The Reserve Bank seems certain to achieve its primary goal of reducing the proportion of bank lending undertaken at high loan-to-value ratios (LVRs), BNZ chief economist Tony Alexander says.

However, the bank's subsidiary goal of curtailing the speed of house price rises might be only minimally achieved.

Releasing the latest BNZ-REINZ residential market survey, Mr Alexander said price pressures in the New Zealand housing market were likely to remain firm next year.

Net migration inflows were booming courtesy of a sharp reduction in the number of New Zealanders shifting to Australia.
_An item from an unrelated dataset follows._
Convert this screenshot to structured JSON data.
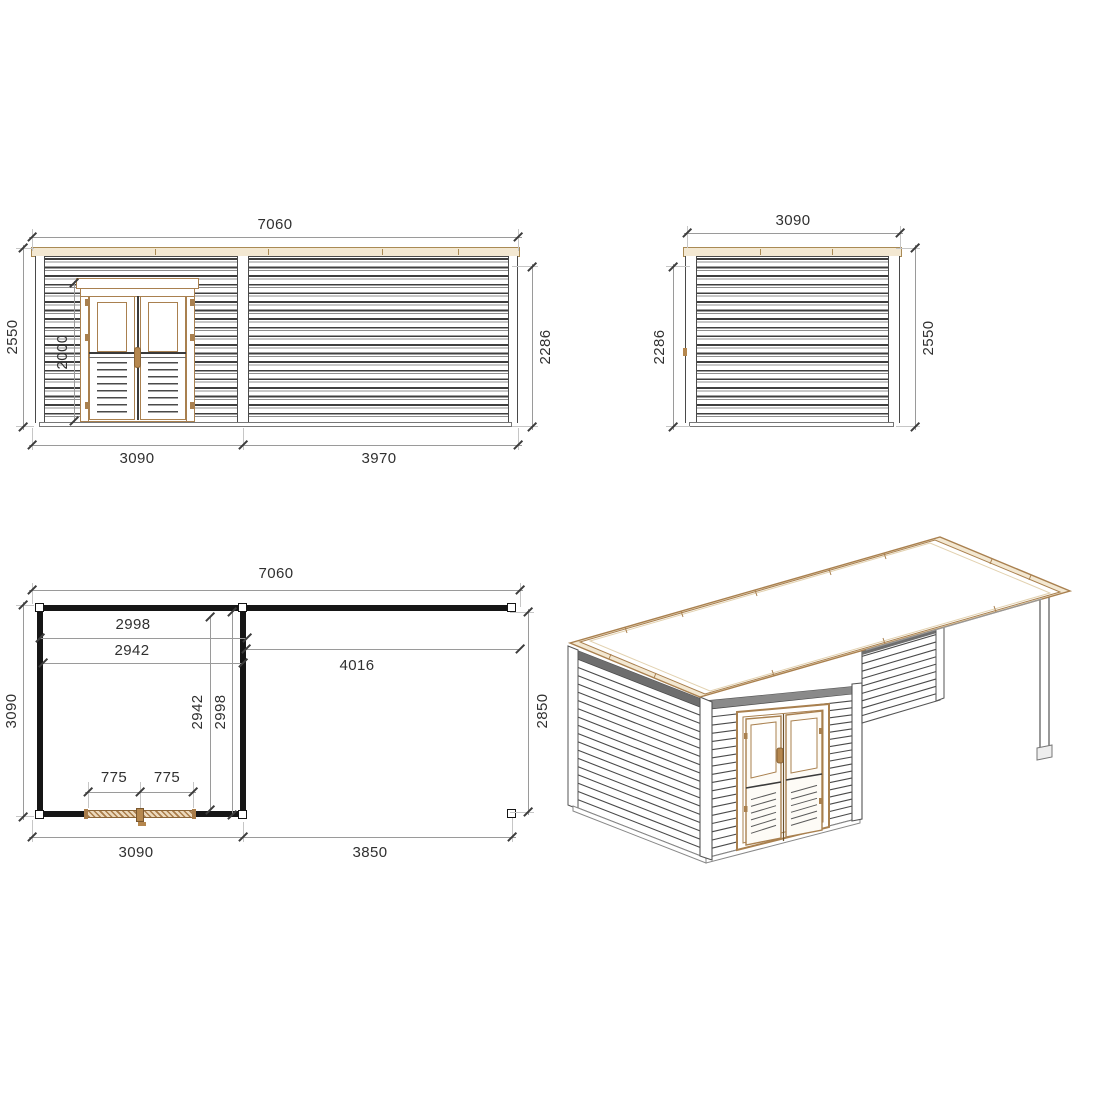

''Leading indicators of employment growth are strong and getting stronger and although housing supply is rising, growth will be limited by a shortage of builders from some point next year.''

Last month, the survey showed a net 78% of the 250 responding agents said they were seeing fewer first-home buyers in the marketplace, he said.

In December, the 587 respondents delivered the same result, with a net 77% seeing fewer first-home buyers.

''This wholesale withdrawal of a class of buyers who earlier this year accounted for near 24% of dwelling sales helps explain why the Real Estate Institute sales data for November showed sales to all parties down 6.6% from November 2012.''

This month, agents were asked what proportion of their sales were to first-home buyers.

In contrast to the results of 23.6% in March and 23.3% in May, the proportion was now only 15.3%, Mr Alexander said.

''The residential real estate market has been handed over to investors, foreign buyers and people generally shifting location or trading up or down.''

A net 5.6% of agents reported seeing more investors. Last month, the result was 6%.

A net 16% of agents felt it was now a buyer's market and a net 12.5% felt prices were rising compared with 22.8% last month and 51.2% in September - just before the LVR rules came into effect.